Article paru dans Lutter !, n° 10, mars 1985, p. 14-15


Myriam. Zina. Deux Beur(e)s de Toulouse. L’une a pu partir à Paris, pour le grand défilé-carnaval du 1er décembre dernier « Pour l’égalité et contre le racisme ». L’autre n’a pas pu. Et explique pourquoi.

Après les analyses sur « Convergence 84 » et le témoignage de deux « convergeuses » ayant participé activement au mouvement ( cf. « LUTTER ! » de février), voici le second volet, indispensable pour comprendre l’événement : comment une telle initiative a pu être ressentie, vécue directement par des jeunes issus de l’immigration, ni militants, ni engagés.


« Samedi 1er décembre 1984.

Grand jour de ma vie.

Ce jour-là je ne savais pas ce qui m’attendait. Je partais pour la marche. Je partais pour Paris. Pour une ville étrangère. Je partais surtout pour sortir de chez moi.

Vendredi 30 novembre à 10 h 12 mn du soir exactement, nous démarrons place du Capitole, chargés par les banderoles que nous allons porter, fiers tout d’un coup d’être des enfants d’immigrés.

Magyd, Tayeb, Naima, Salah, Nadia, Mustapha, Akim, Dalila, Mohamed, Nasser, Karim, Monir, Djamila, Fatima, Hassen, puis ceux que j’ai connus par la suite, Marc, Laid, Hassan, Fathé, Mimi, Suzanne et d’autres encore. »

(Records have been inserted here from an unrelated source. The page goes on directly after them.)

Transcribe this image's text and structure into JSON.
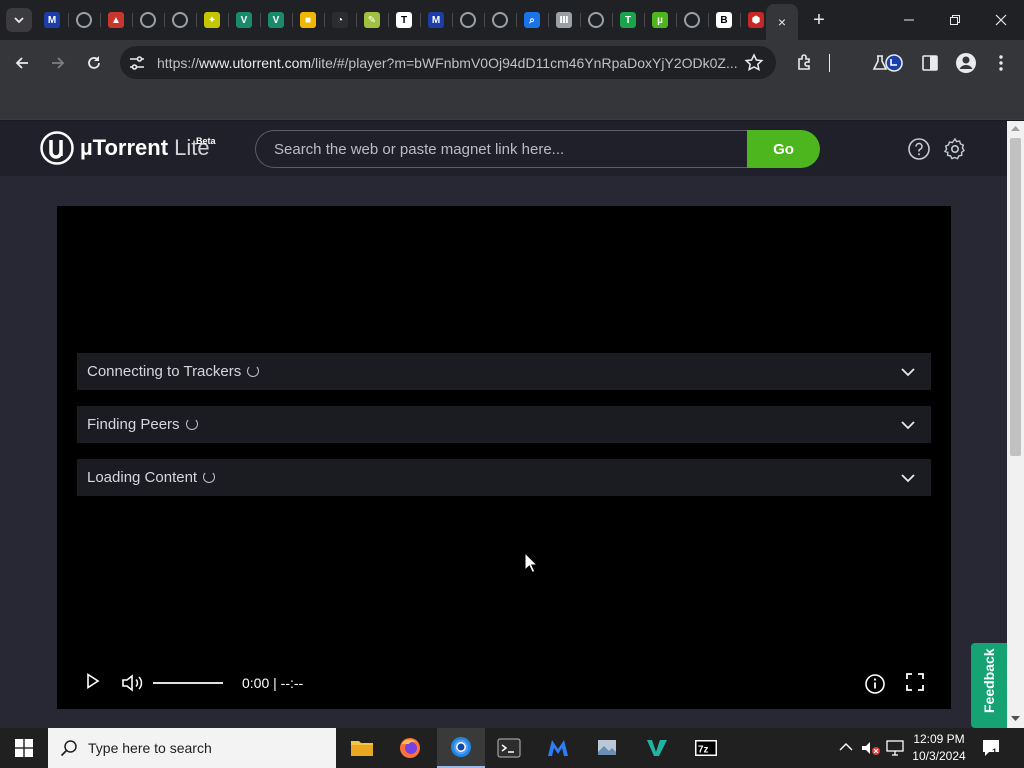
{
  "browser": {
    "address": {
      "prefix": "https://",
      "host": "www.utorrent.com",
      "path": "/lite/#/player?m=bWFnbmV0Oj94dD11cm46YnRpaDoxYjY2ODk0Z..."
    },
    "active_tab_close": "×",
    "new_tab": "+"
  },
  "tab_icons": [
    {
      "name": "malwarebytes-icon",
      "bg": "#1b3ea8",
      "glyph": "M"
    },
    {
      "name": "globe-icon",
      "bg": "#5f6368",
      "glyph": ""
    },
    {
      "name": "image-icon",
      "bg": "#c8372d",
      "glyph": "▲"
    },
    {
      "name": "globe-icon",
      "bg": "#e8eaed",
      "glyph": ""
    },
    {
      "name": "globe-icon",
      "bg": "#5f6368",
      "glyph": ""
    },
    {
      "name": "bird-icon",
      "bg": "#c6c600",
      "glyph": "✦"
    },
    {
      "name": "vs-icon",
      "bg": "#1a8a6d",
      "glyph": "V"
    },
    {
      "name": "vs-icon",
      "bg": "#1a8a6d",
      "glyph": "V"
    },
    {
      "name": "colorful-icon",
      "bg": "#f2b705",
      "glyph": "■"
    },
    {
      "name": "speedometer-icon",
      "bg": "#2b2c30",
      "glyph": "◔"
    },
    {
      "name": "pencil-icon",
      "bg": "#a0c040",
      "glyph": "✎"
    },
    {
      "name": "t-icon",
      "bg": "#ffffff",
      "glyph": "T"
    },
    {
      "name": "malwarebytes-icon",
      "bg": "#1b3ea8",
      "glyph": "M"
    },
    {
      "name": "globe-icon",
      "bg": "#5f6368",
      "glyph": ""
    },
    {
      "name": "globe-icon",
      "bg": "#5f6368",
      "glyph": ""
    },
    {
      "name": "search-icon",
      "bg": "#1a73e8",
      "glyph": "⌕"
    },
    {
      "name": "bank-icon",
      "bg": "#9aa0a6",
      "glyph": "Ⅲ"
    },
    {
      "name": "globe-icon",
      "bg": "#5f6368",
      "glyph": ""
    },
    {
      "name": "t-green-icon",
      "bg": "#1aa34a",
      "glyph": "T"
    },
    {
      "name": "utorrent-icon",
      "bg": "#4db51d",
      "glyph": "µ"
    },
    {
      "name": "globe-icon",
      "bg": "#5f6368",
      "glyph": ""
    },
    {
      "name": "b-icon",
      "bg": "#ffffff",
      "glyph": "B"
    },
    {
      "name": "shield-icon",
      "bg": "#c62828",
      "glyph": "⬢"
    }
  ],
  "app": {
    "logo_main": "µTorrent",
    "logo_lite": " Lite",
    "logo_beta": "Beta",
    "search_placeholder": "Search the web or paste magnet link here...",
    "go_label": "Go"
  },
  "panels": [
    {
      "label": "Connecting to Trackers"
    },
    {
      "label": "Finding Peers"
    },
    {
      "label": "Loading Content"
    }
  ],
  "player": {
    "time_current": "0:00",
    "time_sep": " | ",
    "time_total": "--:--",
    "volume": 1.0
  },
  "feedback_label": "Feedback",
  "taskbar": {
    "search_placeholder": "Type here to search",
    "time": "12:09 PM",
    "date": "10/3/2024",
    "notification_count": "1"
  }
}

(…) « A 5 heures du matin, on s’arrête dans une escale. On y rencontre déjà les premiers militants, Ceux-là arrivent de Périgueux. Comme nous, ils portent tous le badge « Convergence 84 » expliquant et indiquant leur direction. Un sentiment qui s’était installé en moi grandit de plus en plus. C’est comme une amitié partagée par télépathie. »

Paris.

« Le car s’arrête devant une station de métro, « Place d’Alésia ». Il pleut un peu. Tout le monde descend du car. Chacun porte les banderoles du bonheur, comme par exemple : « Liberté pour Toumi », et la plus belle, « Blanc, Black et Beur … ». C’est au son des tam-tams et des chansons kabyles que nous posons les pieds sur le sol de Paris pour avertir la population de notre arrivée. Les gens passent, certains aux regards compatissants, comme cette vieille qui s’arrête pour nous dire : « C’est bien dommage que vous soyez arrivés aujourd’hui. Paris sous la pluie c’est pas beau. »

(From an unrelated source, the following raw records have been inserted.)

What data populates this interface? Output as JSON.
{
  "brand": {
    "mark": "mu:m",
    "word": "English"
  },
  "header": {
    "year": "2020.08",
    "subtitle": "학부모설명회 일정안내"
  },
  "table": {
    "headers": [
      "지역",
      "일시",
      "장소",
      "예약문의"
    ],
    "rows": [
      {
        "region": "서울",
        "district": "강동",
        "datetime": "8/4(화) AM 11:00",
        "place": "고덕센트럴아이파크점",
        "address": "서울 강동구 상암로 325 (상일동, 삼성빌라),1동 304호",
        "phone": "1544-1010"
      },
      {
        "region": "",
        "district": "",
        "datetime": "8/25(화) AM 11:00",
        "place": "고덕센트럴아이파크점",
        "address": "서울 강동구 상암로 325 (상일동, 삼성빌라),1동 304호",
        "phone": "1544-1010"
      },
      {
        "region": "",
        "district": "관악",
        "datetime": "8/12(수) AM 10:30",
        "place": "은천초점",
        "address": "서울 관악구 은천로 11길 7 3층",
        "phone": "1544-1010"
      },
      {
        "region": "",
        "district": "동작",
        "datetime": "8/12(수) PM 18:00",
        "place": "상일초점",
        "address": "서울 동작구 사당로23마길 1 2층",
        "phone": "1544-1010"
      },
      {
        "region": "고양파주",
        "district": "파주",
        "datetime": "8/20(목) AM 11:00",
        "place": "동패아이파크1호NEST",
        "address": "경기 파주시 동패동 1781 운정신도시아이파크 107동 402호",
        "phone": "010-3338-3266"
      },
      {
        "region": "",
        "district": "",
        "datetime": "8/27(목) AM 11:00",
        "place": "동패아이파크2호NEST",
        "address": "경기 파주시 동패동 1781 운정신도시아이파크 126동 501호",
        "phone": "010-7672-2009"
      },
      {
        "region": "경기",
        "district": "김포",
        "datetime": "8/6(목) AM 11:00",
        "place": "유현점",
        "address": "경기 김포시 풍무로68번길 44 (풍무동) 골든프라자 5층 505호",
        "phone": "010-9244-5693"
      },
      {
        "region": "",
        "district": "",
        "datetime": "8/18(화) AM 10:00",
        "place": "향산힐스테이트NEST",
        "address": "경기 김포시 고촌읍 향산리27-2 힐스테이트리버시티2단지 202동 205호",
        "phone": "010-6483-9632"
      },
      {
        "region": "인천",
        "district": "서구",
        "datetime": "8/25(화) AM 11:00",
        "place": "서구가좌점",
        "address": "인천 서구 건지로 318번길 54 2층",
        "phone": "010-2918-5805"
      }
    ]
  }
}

« On arrive Place Montparnasse. L’an dernier c’était le lieu d’arrivée de la marche. Cette année c’est le lieu de départ. Les jeunes arrivent petit à petit, chargés de banderoles. Maintenant tout Toulouse est réuni, on s’installe au milieu de la place, on se maquille, on se décore, on pose avec nos banderoles, on chante. Et on rit. La place se remplit. J’ai envie de rire et de pleurer. Je suis vraiment heureuse. Je pense à mes amies que j’ai laissées à Toulouse, et je me dis qu’elles ont vraiment raté quelque chose, quelque chose de fort qui fait du bien et qui fait mal tant s’est fort. Tout à coup, quelqu’un crie : « Les voilà ! » Les rouleurs. Ceux qui sont partis des quatre coins de la France pour prouver notre force et notre fureur de gagner. »

« Il est 2 h 20. Chaque ville commence alors à chanter ses slogans. Après une heure de marche, la vraie ambiance commence, les chants de chaque pays se font entendre de partout puisque Vietnamiens, Noirs-Africains, Portugais, Algériens, Marocains, etc., sont tous réunis. »

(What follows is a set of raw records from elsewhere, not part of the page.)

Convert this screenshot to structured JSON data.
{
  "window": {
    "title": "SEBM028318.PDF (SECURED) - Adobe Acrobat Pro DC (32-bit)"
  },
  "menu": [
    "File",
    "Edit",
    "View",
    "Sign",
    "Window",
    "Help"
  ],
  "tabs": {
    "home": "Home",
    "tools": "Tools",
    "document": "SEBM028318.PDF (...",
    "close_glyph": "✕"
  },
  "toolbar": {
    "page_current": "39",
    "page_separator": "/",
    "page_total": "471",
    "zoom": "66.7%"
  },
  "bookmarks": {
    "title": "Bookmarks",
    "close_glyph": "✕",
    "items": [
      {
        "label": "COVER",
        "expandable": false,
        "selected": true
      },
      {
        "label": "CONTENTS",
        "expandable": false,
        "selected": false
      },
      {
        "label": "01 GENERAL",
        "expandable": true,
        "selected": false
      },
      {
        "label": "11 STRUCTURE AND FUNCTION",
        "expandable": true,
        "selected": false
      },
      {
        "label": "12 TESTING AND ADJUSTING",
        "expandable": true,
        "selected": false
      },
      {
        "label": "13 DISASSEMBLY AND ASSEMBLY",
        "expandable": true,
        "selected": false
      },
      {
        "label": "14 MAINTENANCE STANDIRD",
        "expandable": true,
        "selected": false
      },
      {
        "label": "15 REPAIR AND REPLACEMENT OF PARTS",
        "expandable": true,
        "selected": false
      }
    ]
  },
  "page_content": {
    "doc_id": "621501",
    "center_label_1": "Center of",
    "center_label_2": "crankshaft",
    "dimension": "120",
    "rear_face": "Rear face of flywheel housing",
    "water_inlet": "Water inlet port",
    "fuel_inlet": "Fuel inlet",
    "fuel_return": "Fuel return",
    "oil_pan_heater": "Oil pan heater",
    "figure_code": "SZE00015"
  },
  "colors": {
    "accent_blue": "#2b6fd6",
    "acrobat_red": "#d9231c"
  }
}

(…) « Sur les trottoirs, de chaque côté de la rue, des personnes musulmanes sont là, à nous écouter et à nous regarder. Je ressens dans leur regard de la tristesse et à la fois de la fierté de voir comment notre génération se défend et fait tout pour une égalité entre les races. C’est alors que je suis complètement dedans, dans cette ambiance. Maintenant nous chantons et nous crions les slogans, main dans la main. Nous chantons et nous crions de plus en plus fort. On nous applaudit.

Tout à coup, on est fier d’être des enfants d’immigrés. On ne se sent plus seuls. On sait que si nous faisons ça, ce n’est pas pour rien, que quelque chose va arriver au bout de ce chemin. Ceux qui sont ici avec moi sont des enfants d’immigrés. On a su un jour crier notre haine, crier qu’on est fier d’être immigrés, que c’est bon de se sentir tous réunis, que l’on ne vit pas pour rien. Je suis là, je vis, je veux que QUELQUE CHOSE CHANGE. »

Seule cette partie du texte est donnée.